Assoc. Prof. Dr. Müjdat Çetin (Thesis Advisor), Assoc. Prof. Dr. Volkan Patoğlu,

Prof. Dr. Zümray Dokur Ölmez

 

 

Date &Time: August 1st, 2016 – 10:40 AM

Place: FENS G032

Keywords: electroencephalogram, motor learning, force-field adaptation,

brain-computer interfaces, stroke rehabilitation

 

Abstract

 

Being one of the most prominent research areas over the last two decades, electroencephalogram (EEG) based brain-computer interface (BCI) technology aims to provide direct brain communication for locked-in patients with severe neuromuscular disabilities and support motor restoration in stroke with recently developing approaches.

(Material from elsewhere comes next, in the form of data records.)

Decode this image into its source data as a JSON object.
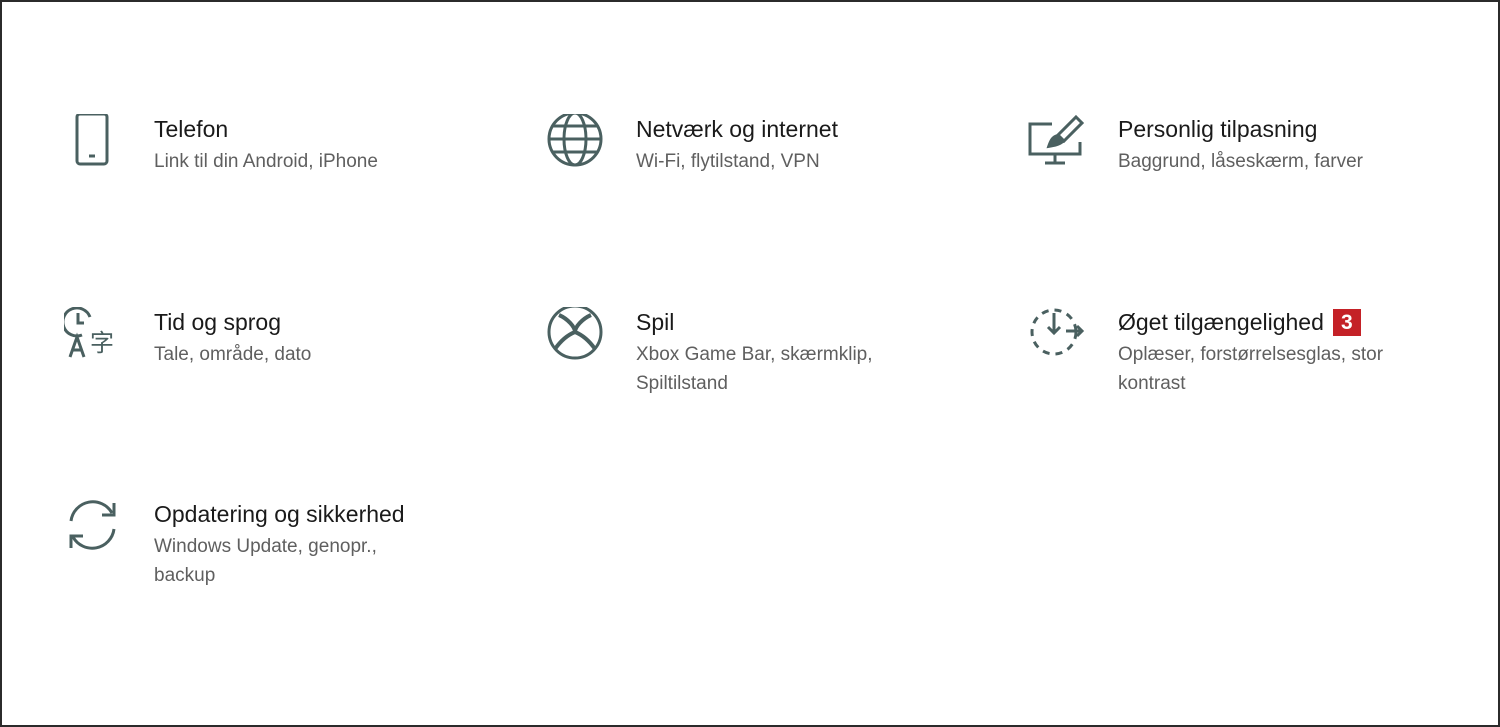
{
  "settings": {
    "items": [
      {
        "title": "Telefon",
        "subtitle": "Link til din Android, iPhone",
        "icon": "phone-icon"
      },
      {
        "title": "Netværk og internet",
        "subtitle": "Wi-Fi, flytilstand, VPN",
        "icon": "globe-icon"
      },
      {
        "title": "Personlig tilpasning",
        "subtitle": "Baggrund, låseskærm, farver",
        "icon": "personalization-icon"
      },
      {
        "title": "Tid og sprog",
        "subtitle": "Tale, område, dato",
        "icon": "time-language-icon"
      },
      {
        "title": "Spil",
        "subtitle": "Xbox Game Bar, skærmklip, Spiltilstand",
        "icon": "xbox-icon"
      },
      {
        "title": "Øget tilgængelighed",
        "subtitle": "Oplæser, forstørrelsesglas, stor kontrast",
        "icon": "ease-of-access-icon",
        "badge": "3"
      },
      {
        "title": "Opdatering og sikkerhed",
        "subtitle": "Windows Update, genopr., backup",
        "icon": "update-sync-icon"
      }
    ]
  },
  "colors": {
    "icon": "#4a6060",
    "badge": "#c42127",
    "title": "#1a1a1a",
    "subtitle": "#5f5f5f"
  }
}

In the context of EEG-based BCI-assisted stroke rehabilitation, we hypothesize that the extent of brain activities considered in state-of-the-art protocols, which are restricted to haptic feedback of neural activity in primary sensorimotor areas, might be a confounding factor for further progress in this field due to empirical evidence on a variety of brain rhythms being related to the extent of motor deficits. As post-stroke recovery is a form of motor learning, we propose to identify neural correlates of motor learning beyond sensorimotor areas to extend the current focus of BCI-assisted stroke rehabilitation. For this purpose, we designed and implemented a physical force-field adaptation learning experiment under simultaneous EEG recordings with healthy individuals, in which post-stroke recovery processes of patients will be likened to a plausible form of motor learning as such motor adaptation tasks are known to induce internal model formations for motor capabilities within the brain. With the experimental data, we aimed to identify neural correlates of motor adaptation learning during resting-state and pre-movement phases prior to motor execution. We implemented a signal processing and machine learning approach to investigate the relation between kinematic learning performance and neural data. Our results on both resting-state and pre-movement EEG data verify that a broad network of brain regions including and beyond sensorimotor areas are involved in motor adaptation learning with spectral relevance of beta oscillations (15-30 Hz) in particular. We further investigated changes in learning-correlated activities during the course of motor adaptation and discussed how our conclusions come into line with previous empirical evidence of neuroimaging studies to understand human motor behavior. Finally, we propose to exploit these results in a novel BCI-assisted robotic rehabilitation setting.